Because the Vermont statute does not have an impermissible “connection with” ERISA plans, I respectfully dissent.

. The Supreme Court has also noted that Representative Dent, the House sponsor of the legislation, "represented that ERISA’s fiduciary standards 'will prevent abuses of the special responsibilities borne by those dealing with plans,’ ” and that the "disclosure and reporting requirements 'will enable both participants and the Federal Government to monitor the plans’ operations.’ ” Fort Halifax Packing Co. v. Coyne, 482 U.S. 1, 15, 107 S.Ct. 2211, 96 L.Ed.2d 1 (1987) (quoting 120 Cong. Rec. 29197 and 29935 (1974)). "Senator Williams, the Senate sponsor, stated that these fiduciary standards would safeguard employees from ‘such abuses as self-dealing, imprudent investing, and misappropriation of plan funds.' ” Id. (quoting 120 Cong. Rec. 29932).

. The majority claims that “modest financial burdens’’ are only "tolerable when the state laws imposing them do not directly implicate an ERISA core concern,” (Maj. Op. at 510-11 n. 13) without citing to any authority.

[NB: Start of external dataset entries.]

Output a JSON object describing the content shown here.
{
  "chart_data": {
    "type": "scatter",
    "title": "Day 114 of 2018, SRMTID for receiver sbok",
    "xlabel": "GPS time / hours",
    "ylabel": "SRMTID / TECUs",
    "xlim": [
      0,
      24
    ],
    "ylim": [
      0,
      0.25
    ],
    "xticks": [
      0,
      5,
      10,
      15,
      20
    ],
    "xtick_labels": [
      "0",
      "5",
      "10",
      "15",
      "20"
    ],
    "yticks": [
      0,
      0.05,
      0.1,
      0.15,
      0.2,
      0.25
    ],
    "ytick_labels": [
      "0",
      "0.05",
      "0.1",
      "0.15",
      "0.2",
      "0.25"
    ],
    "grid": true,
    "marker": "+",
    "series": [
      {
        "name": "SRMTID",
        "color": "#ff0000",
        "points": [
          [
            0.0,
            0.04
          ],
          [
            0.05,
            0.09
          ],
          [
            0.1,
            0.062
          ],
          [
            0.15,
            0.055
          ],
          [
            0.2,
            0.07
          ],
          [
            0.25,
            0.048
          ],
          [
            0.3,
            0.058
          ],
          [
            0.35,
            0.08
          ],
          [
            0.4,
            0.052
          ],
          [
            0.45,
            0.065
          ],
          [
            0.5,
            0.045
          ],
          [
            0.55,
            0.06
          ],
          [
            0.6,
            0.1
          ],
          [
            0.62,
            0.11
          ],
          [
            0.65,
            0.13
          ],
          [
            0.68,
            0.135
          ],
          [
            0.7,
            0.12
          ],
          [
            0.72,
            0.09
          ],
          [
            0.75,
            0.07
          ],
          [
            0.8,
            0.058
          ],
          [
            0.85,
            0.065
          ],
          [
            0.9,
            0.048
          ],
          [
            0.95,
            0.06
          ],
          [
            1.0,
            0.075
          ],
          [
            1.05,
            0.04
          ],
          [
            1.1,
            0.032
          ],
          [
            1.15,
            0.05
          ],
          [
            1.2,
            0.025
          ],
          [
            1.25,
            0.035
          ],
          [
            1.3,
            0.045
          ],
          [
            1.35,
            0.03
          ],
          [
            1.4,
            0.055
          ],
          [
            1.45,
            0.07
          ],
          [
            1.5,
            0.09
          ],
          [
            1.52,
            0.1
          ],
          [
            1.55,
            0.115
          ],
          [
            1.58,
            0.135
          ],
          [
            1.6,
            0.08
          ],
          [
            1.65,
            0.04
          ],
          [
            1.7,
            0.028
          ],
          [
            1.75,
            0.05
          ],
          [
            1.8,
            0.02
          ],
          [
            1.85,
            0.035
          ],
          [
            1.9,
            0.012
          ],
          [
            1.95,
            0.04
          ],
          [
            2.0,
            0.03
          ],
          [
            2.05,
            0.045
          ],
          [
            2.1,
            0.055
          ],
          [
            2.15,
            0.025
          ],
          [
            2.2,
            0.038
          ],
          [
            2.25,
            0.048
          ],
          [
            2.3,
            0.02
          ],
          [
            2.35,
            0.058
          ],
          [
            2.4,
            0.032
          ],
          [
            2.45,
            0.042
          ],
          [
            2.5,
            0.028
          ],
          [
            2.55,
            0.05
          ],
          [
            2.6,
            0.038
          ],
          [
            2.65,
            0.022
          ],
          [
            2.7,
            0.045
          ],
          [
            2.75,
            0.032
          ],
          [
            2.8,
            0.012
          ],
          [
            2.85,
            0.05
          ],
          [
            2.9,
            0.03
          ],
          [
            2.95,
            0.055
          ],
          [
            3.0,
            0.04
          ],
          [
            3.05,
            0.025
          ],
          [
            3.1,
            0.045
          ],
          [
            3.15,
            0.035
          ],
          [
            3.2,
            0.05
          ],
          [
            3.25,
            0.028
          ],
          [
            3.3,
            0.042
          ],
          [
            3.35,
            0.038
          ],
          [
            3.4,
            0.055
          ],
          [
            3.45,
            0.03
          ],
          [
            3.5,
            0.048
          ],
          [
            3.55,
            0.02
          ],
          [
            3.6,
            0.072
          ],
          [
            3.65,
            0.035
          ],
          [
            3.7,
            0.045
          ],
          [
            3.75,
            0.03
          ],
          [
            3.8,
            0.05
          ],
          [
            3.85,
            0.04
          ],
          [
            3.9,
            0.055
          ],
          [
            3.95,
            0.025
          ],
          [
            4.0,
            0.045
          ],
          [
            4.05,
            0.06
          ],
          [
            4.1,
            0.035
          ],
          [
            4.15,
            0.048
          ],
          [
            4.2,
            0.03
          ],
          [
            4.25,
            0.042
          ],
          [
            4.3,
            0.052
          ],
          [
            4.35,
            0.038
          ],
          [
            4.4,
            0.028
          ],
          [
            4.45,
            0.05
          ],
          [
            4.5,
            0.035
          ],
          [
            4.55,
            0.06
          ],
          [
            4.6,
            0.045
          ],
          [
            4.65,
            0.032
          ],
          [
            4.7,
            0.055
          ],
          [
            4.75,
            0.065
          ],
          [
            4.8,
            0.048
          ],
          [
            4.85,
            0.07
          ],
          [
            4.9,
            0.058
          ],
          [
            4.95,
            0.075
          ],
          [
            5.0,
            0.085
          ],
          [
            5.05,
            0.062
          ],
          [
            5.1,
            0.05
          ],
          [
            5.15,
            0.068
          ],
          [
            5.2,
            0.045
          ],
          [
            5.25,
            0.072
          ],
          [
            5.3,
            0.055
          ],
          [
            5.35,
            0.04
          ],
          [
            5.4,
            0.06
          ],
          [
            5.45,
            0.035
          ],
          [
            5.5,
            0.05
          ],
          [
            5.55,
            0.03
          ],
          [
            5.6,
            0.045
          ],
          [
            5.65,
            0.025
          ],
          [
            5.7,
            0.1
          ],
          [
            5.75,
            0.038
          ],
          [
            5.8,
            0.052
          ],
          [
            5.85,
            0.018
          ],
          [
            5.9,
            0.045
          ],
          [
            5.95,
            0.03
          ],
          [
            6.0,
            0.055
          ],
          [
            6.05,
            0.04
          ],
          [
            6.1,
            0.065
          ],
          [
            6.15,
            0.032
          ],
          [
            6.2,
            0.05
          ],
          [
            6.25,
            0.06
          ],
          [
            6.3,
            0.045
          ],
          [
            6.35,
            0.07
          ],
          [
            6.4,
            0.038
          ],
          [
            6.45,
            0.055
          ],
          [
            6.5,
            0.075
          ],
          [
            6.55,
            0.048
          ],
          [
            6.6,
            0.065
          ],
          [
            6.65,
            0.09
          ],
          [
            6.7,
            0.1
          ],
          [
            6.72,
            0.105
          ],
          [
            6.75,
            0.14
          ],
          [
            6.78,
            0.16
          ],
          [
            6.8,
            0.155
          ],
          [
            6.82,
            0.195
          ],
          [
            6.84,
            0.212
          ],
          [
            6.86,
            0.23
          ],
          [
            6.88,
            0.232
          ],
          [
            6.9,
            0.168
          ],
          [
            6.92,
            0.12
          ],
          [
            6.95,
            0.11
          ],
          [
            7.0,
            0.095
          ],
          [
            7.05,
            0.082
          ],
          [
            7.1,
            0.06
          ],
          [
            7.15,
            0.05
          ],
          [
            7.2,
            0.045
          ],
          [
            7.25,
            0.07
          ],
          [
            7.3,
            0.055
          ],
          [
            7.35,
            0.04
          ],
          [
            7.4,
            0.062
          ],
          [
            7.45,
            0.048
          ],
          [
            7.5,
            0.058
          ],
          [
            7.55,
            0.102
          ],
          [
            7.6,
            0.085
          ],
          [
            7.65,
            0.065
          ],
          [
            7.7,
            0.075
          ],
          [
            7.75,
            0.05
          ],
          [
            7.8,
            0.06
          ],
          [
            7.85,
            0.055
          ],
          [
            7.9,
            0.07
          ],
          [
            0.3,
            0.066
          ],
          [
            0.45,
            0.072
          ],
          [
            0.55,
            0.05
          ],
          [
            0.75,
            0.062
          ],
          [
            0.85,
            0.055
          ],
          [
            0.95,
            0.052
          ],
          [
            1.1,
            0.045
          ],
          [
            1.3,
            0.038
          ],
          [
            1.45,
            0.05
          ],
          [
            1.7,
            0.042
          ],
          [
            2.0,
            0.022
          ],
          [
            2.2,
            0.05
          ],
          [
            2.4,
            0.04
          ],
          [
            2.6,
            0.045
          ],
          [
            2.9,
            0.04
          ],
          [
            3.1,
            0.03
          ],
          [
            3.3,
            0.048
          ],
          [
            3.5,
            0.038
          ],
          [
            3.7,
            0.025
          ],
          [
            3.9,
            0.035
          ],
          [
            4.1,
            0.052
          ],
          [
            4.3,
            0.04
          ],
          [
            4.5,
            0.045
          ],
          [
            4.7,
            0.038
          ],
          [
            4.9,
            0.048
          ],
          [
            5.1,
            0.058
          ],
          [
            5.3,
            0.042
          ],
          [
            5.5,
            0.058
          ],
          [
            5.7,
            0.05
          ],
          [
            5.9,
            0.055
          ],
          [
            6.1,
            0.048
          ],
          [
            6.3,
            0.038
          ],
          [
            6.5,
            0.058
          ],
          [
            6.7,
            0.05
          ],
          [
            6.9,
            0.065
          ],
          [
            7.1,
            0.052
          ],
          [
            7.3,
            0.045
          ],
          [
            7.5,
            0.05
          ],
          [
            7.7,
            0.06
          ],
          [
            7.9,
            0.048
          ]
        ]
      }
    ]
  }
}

This statement is directly contradicted by Borges, where financial burdens were acceptable despite implicating one of the most central ERISA concerns: the payment of benefits.

. Any support that the majority draws from Standard Oil Co. v. Agsalud, 633 F.2d 760, 763 (9th Cir.1980), is misplaced. See Maj. Op. at 505-06. The Ninth Circuit opinion, which the Supreme Court summarily affirmed, does not even mention the reporting requirement in the Hawaii Prepaid Care Act. The Hawaii statute was found to be preempted because it directly and expressly regulated employers and the benefits they provided. The reporting requirement fell along with the rest of the statute without discussion. The fact that Congress did not amend ERISA to except reporting or disclosure requirements says nothing about whether a court asked to evaluate such requirements would find them to he preempted.